Volunteer leaders need direction

Consistent communication between the AE and the executive leadership team is how Studebaker establishes trust and mutual respect.

“Although there are certainly other keys to successful volunteer-staff relationships, clearly communicating roles, responsibilities, and expectations ensures that everyone stays in their own lane,” he says. “Trust breaks down when volunteers feel like they must take on other roles because someone has not followed through or lived up to expectations.”

When a volunteer leader interferes with a staff person’s job or assumes control over a committee, task force, or project, it’s often because of the leader’s inability to delegate to committees and work groups and hold them accountable to budgets, deadlines, and success yardsticks, says Studebaker.

“Absent direction or accountability from leadership, volunteers will fill their allotted meeting time with nonstrategic or trivial priorities,” he says. “If your committees are spending time deciding the color of the napkins at the annual dinner, it is possible that you’ve veered away from your strategic plan.”

Sticking to a thoughtful, detailed, consensus-driven strategic plan with clear objectives and measurable outcomes isn’t just a method for effective leadership, it’s also a way to sell change, Studebaker has found.

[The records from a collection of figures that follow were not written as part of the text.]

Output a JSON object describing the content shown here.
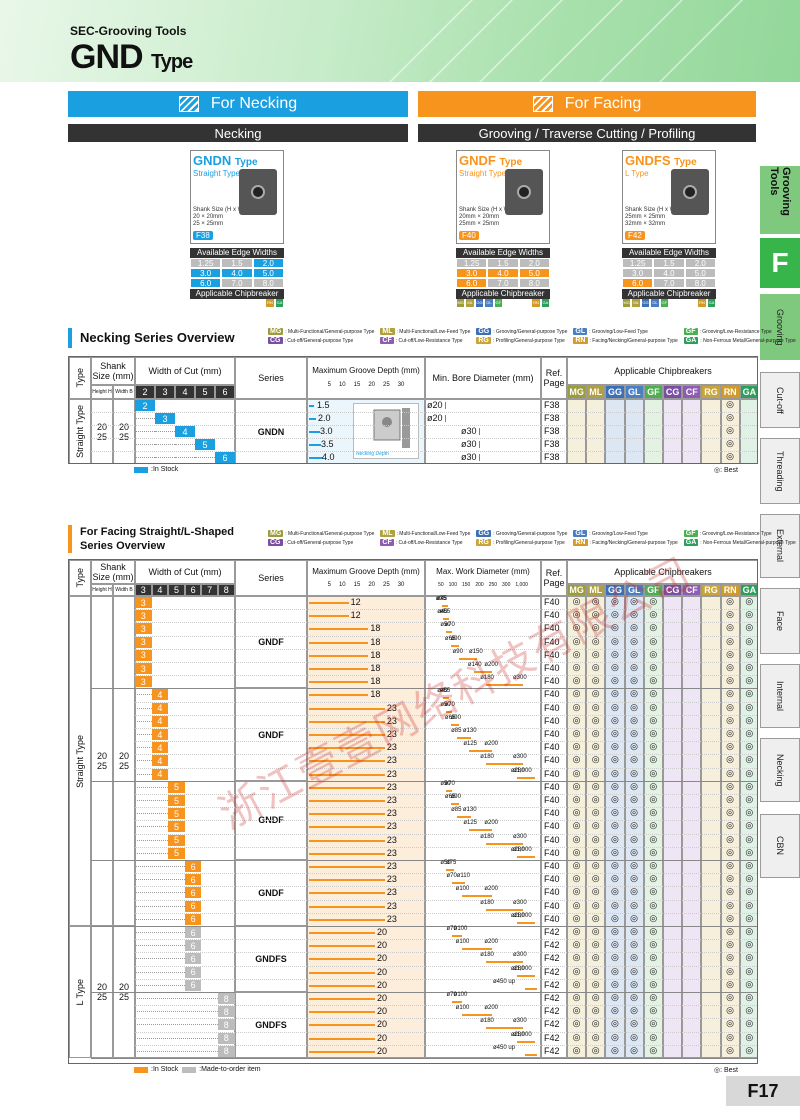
{
  "header": {
    "category": "SEC-Grooving Tools",
    "title": "GND",
    "title_suffix": "Type"
  },
  "side_tabs": {
    "grooving_tools": "Grooving Tools",
    "f": "F",
    "items": [
      "Grooving",
      "Cut-off",
      "Threading",
      "External",
      "Face",
      "Internal",
      "Necking",
      "CBN"
    ]
  },
  "banners": {
    "necking": "For Necking",
    "facing": "For Facing"
  },
  "bars": {
    "necking": "Necking",
    "facing": "Grooving / Traverse Cutting / Profiling"
  },
  "products": [
    {
      "name": "GNDN",
      "suffix": "Type",
      "subtype": "Straight Type",
      "shank": [
        "Shank Size (H x W)",
        "20 × 20mm",
        "25 × 25mm"
      ],
      "page": "F38",
      "color": "#1aa0e0",
      "widths": [
        [
          "1.25",
          "1.5",
          "2.0"
        ],
        [
          "3.0",
          "4.0",
          "5.0"
        ],
        [
          "6.0",
          "7.0",
          "8.0"
        ]
      ],
      "chips": [
        "",
        "",
        "",
        "",
        "",
        "",
        "",
        "",
        "RN",
        "GA"
      ]
    },
    {
      "name": "GNDF",
      "suffix": "Type",
      "subtype": "Straight Type",
      "shank": [
        "Shank Size (H x W)",
        "20mm × 20mm",
        "25mm × 25mm"
      ],
      "page": "F40",
      "color": "#f7941d",
      "widths": [
        [
          "1.25",
          "1.5",
          "2.0"
        ],
        [
          "3.0",
          "4.0",
          "5.0"
        ],
        [
          "6.0",
          "7.0",
          "8.0"
        ]
      ],
      "chips": [
        "MG",
        "ML",
        "GG",
        "GL",
        "GF",
        "",
        "",
        "",
        "RN",
        "GA"
      ]
    },
    {
      "name": "GNDFS",
      "suffix": "Type",
      "subtype": "L Type",
      "shank": [
        "Shank Size (H x W)",
        "25mm × 25mm",
        "32mm × 32mm"
      ],
      "page": "F42",
      "color": "#f7941d",
      "widths": [
        [
          "1.25",
          "1.5",
          "2.0"
        ],
        [
          "3.0",
          "4.0",
          "5.0"
        ],
        [
          "6.0",
          "7.0",
          "8.0"
        ]
      ],
      "chips": [
        "MG",
        "ML",
        "GG",
        "GL",
        "GF",
        "",
        "",
        "",
        "RN",
        "GA"
      ]
    }
  ],
  "labels": {
    "available_edge_widths": "Available Edge Widths (mm)",
    "applicable_chipbreaker": "Applicable Chipbreaker"
  },
  "legend": [
    {
      "code": "MG",
      "text": ": Multi-Functional/General-purpose Type",
      "color": "#9c9c3a"
    },
    {
      "code": "ML",
      "text": ": Multi-Functional/Low-Feed Type",
      "color": "#b0a040"
    },
    {
      "code": "GG",
      "text": ": Grooving/General-purpose Type",
      "color": "#3d6fb6"
    },
    {
      "code": "GL",
      "text": ": Grooving/Low-Feed Type",
      "color": "#4a7fc2"
    },
    {
      "code": "GF",
      "text": ": Grooving/Low-Resistance Type",
      "color": "#4caf50"
    },
    {
      "code": "CG",
      "text": ": Cut-off/General-purpose Type",
      "color": "#7a4ea0"
    },
    {
      "code": "CF",
      "text": ": Cut-off/Low-Resistance Type",
      "color": "#8e5cb0"
    },
    {
      "code": "RG",
      "text": ": Profiling/General-purpose Type",
      "color": "#c9a43a"
    },
    {
      "code": "RN",
      "text": ": Facing/Necking/General-purpose Type",
      "color": "#d29a2b"
    },
    {
      "code": "GA",
      "text": ": Non-Ferrous Metal/General-purpose Type",
      "color": "#2e9e5b"
    }
  ],
  "necking_overview": {
    "title": "Necking Series Overview",
    "headers": {
      "type": "Type",
      "shank": "Shank Size (mm)",
      "height": "Height H",
      "width": "Width B",
      "woc": "Width of Cut (mm)",
      "series": "Series",
      "mgd": "Maximum Groove Depth (mm)",
      "mbd": "Min. Bore Diameter (mm)",
      "ref": "Ref. Page",
      "chips": "Applicable Chipbreakers"
    },
    "woc_cols": [
      "2",
      "3",
      "4",
      "5",
      "6"
    ],
    "depth_ticks": [
      "5",
      "10",
      "15",
      "20",
      "25",
      "30"
    ],
    "chip_cols": [
      "MG",
      "ML",
      "GG",
      "GL",
      "GF",
      "CG",
      "CF",
      "RG",
      "RN",
      "GA"
    ],
    "type_label": "Straight Type",
    "height": [
      "20",
      "25"
    ],
    "width": [
      "20",
      "25"
    ],
    "series": "GNDN",
    "image_label": "Necking Depth",
    "rows": [
      {
        "cut": "2",
        "depth": "1.5",
        "bore": "ø20",
        "page": "F38"
      },
      {
        "cut": "3",
        "depth": "2.0",
        "bore": "ø20",
        "page": "F38"
      },
      {
        "cut": "4",
        "depth": "3.0",
        "bore": "ø30",
        "page": "F38"
      },
      {
        "cut": "5",
        "depth": "3.5",
        "bore": "ø30",
        "page": "F38"
      },
      {
        "cut": "6",
        "depth": "4.0",
        "bore": "ø30",
        "page": "F38"
      }
    ],
    "best_symbol": "◎",
    "stock": "In Stock",
    "best_note": "◎: Best"
  },
  "facing_overview": {
    "title": "For Facing Straight/L-Shaped Series Overview",
    "headers": {
      "type": "Type",
      "shank": "Shank Size (mm)",
      "height": "Height H",
      "width": "Width B",
      "woc": "Width of Cut (mm)",
      "series": "Series",
      "mgd": "Maximum Groove Depth (mm)",
      "mwd": "Max. Work Diameter (mm)",
      "ref": "Ref. Page",
      "chips": "Applicable Chipbreakers"
    },
    "woc_cols": [
      "3",
      "4",
      "5",
      "6",
      "7",
      "8"
    ],
    "depth_ticks": [
      "5",
      "10",
      "15",
      "20",
      "25",
      "30"
    ],
    "dia_ticks": [
      "50",
      "100",
      "150",
      "200",
      "250",
      "300",
      "1,000"
    ],
    "chip_cols": [
      "MG",
      "ML",
      "GG",
      "GL",
      "GF",
      "CG",
      "CF",
      "RG",
      "RN",
      "GA"
    ],
    "type_labels": [
      "Straight Type",
      "L Type"
    ],
    "height": [
      "20",
      "25"
    ],
    "width": [
      "20",
      "25"
    ],
    "groups": [
      {
        "series": "GNDF",
        "cut": "3",
        "stock": true,
        "rows": [
          {
            "depth": "12",
            "d1": "ø35",
            "d2": "ø45",
            "page": "F40"
          },
          {
            "depth": "12",
            "d1": "ø40",
            "d2": "ø55",
            "page": "F40"
          },
          {
            "depth": "18",
            "d1": "ø50",
            "d2": "ø70",
            "page": "F40"
          },
          {
            "depth": "18",
            "d1": "ø65",
            "d2": "ø90",
            "page": "F40"
          },
          {
            "depth": "18",
            "d1": "ø90",
            "d2": "ø150",
            "page": "F40"
          },
          {
            "depth": "18",
            "d1": "ø140",
            "d2": "ø200",
            "page": "F40"
          },
          {
            "depth": "18",
            "d1": "ø180",
            "d2": "ø300",
            "page": "F40"
          }
        ]
      },
      {
        "series": "GNDF",
        "cut": "4",
        "stock": true,
        "rows": [
          {
            "depth": "18",
            "d1": "ø40",
            "d2": "ø55",
            "page": "F40"
          },
          {
            "depth": "23",
            "d1": "ø50",
            "d2": "ø70",
            "page": "F40"
          },
          {
            "depth": "23",
            "d1": "ø65",
            "d2": "ø90",
            "page": "F40"
          },
          {
            "depth": "23",
            "d1": "ø85",
            "d2": "ø130",
            "page": "F40"
          },
          {
            "depth": "23",
            "d1": "ø125",
            "d2": "ø200",
            "page": "F40"
          },
          {
            "depth": "23",
            "d1": "ø180",
            "d2": "ø300",
            "page": "F40"
          },
          {
            "depth": "23",
            "d1": "ø280",
            "d2": "ø1,000",
            "page": "F40"
          }
        ]
      },
      {
        "series": "GNDF",
        "cut": "5",
        "stock": true,
        "rows": [
          {
            "depth": "23",
            "d1": "ø50",
            "d2": "ø70",
            "page": "F40"
          },
          {
            "depth": "23",
            "d1": "ø65",
            "d2": "ø90",
            "page": "F40"
          },
          {
            "depth": "23",
            "d1": "ø85",
            "d2": "ø130",
            "page": "F40"
          },
          {
            "depth": "23",
            "d1": "ø125",
            "d2": "ø200",
            "page": "F40"
          },
          {
            "depth": "23",
            "d1": "ø180",
            "d2": "ø300",
            "page": "F40"
          },
          {
            "depth": "23",
            "d1": "ø280",
            "d2": "ø1,000",
            "page": "F40"
          }
        ]
      },
      {
        "series": "GNDF",
        "cut": "6",
        "stock": true,
        "rows": [
          {
            "depth": "23",
            "d1": "ø50",
            "d2": "ø75",
            "page": "F40"
          },
          {
            "depth": "23",
            "d1": "ø70",
            "d2": "ø110",
            "page": "F40"
          },
          {
            "depth": "23",
            "d1": "ø100",
            "d2": "ø200",
            "page": "F40"
          },
          {
            "depth": "23",
            "d1": "ø180",
            "d2": "ø300",
            "page": "F40"
          },
          {
            "depth": "23",
            "d1": "ø280",
            "d2": "ø1,000",
            "page": "F40"
          }
        ]
      },
      {
        "series": "GNDFS",
        "cut": "6",
        "stock": false,
        "rows": [
          {
            "depth": "20",
            "d1": "ø70",
            "d2": "ø100",
            "page": "F42"
          },
          {
            "depth": "20",
            "d1": "ø100",
            "d2": "ø200",
            "page": "F42"
          },
          {
            "depth": "20",
            "d1": "ø180",
            "d2": "ø300",
            "page": "F42"
          },
          {
            "depth": "20",
            "d1": "ø280",
            "d2": "ø1,000",
            "page": "F42"
          },
          {
            "depth": "20",
            "d1": "ø450 up",
            "d2": "",
            "page": "F42"
          }
        ]
      },
      {
        "series": "GNDFS",
        "cut": "8",
        "stock": false,
        "rows": [
          {
            "depth": "20",
            "d1": "ø70",
            "d2": "ø100",
            "page": "F42"
          },
          {
            "depth": "20",
            "d1": "ø100",
            "d2": "ø200",
            "page": "F42"
          },
          {
            "depth": "20",
            "d1": "ø180",
            "d2": "ø300",
            "page": "F42"
          },
          {
            "depth": "20",
            "d1": "ø280",
            "d2": "ø1,000",
            "page": "F42"
          },
          {
            "depth": "20",
            "d1": "ø450 up",
            "d2": "",
            "page": "F42"
          }
        ]
      }
    ],
    "best_symbol": "◎",
    "stock": "In Stock",
    "made_to_order": "Made-to-order item",
    "best_note": "◎: Best"
  },
  "page_number": "F17",
  "watermark": "浙江壹壹网络科技有限公司",
  "colors": {
    "blue": "#1aa0e0",
    "orange": "#f7941d",
    "gray": "#bcbcbc",
    "green": "#38b54a"
  }
}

When he joined the REALTOR® Association of the Fox Valley in 2014, naturally there were some long-established norms he sought to change.

“We used the strategic planning process to challenge the status quo and gave the committees and work groups permission to take risks,” he says. This gave volunteers the opportunity to reimagine a wide range of association programs and services.

Improving the new member orientation program was an early priority. Armed with a mandate to be creative and deliver results, the committee made innovative changes that have been well received. In fact, the orientation’s committee trade show is the main way RAFV has increased member signup for association committees.

Building better leaders

In addition to having Studebaker as a model of leadership, the association ramped up its formal volunteer leadership training with the Foundations in Leadership program. The 10-session series, now in its second year, invites members to “ignite the fire within, embrace change, get out of their comfort zone,” and learn strategies to become better leaders at work and in the community.

“Using committees or committee chairs as the leadership farm team is not sufficient anymore,” says Studebaker. “As associations evolve to meet the demands of new generations, traditional routes of developing organizational leaders had to change. We saw a need for leadership skill development and built a program to fill it.”

The Foundations in Leadership program is an investment, says Studebaker, but already it is paying off. The inaugural class of 2018 produced four first-time Board of Directors members and five new RPAC Major Investors.

One characteristic of AEs who elicit excellence from their volunteers is a willingness to volunteer themselves. Studebaker has served on National Association of REALTORS® AE committee work groups and commercial advisory board.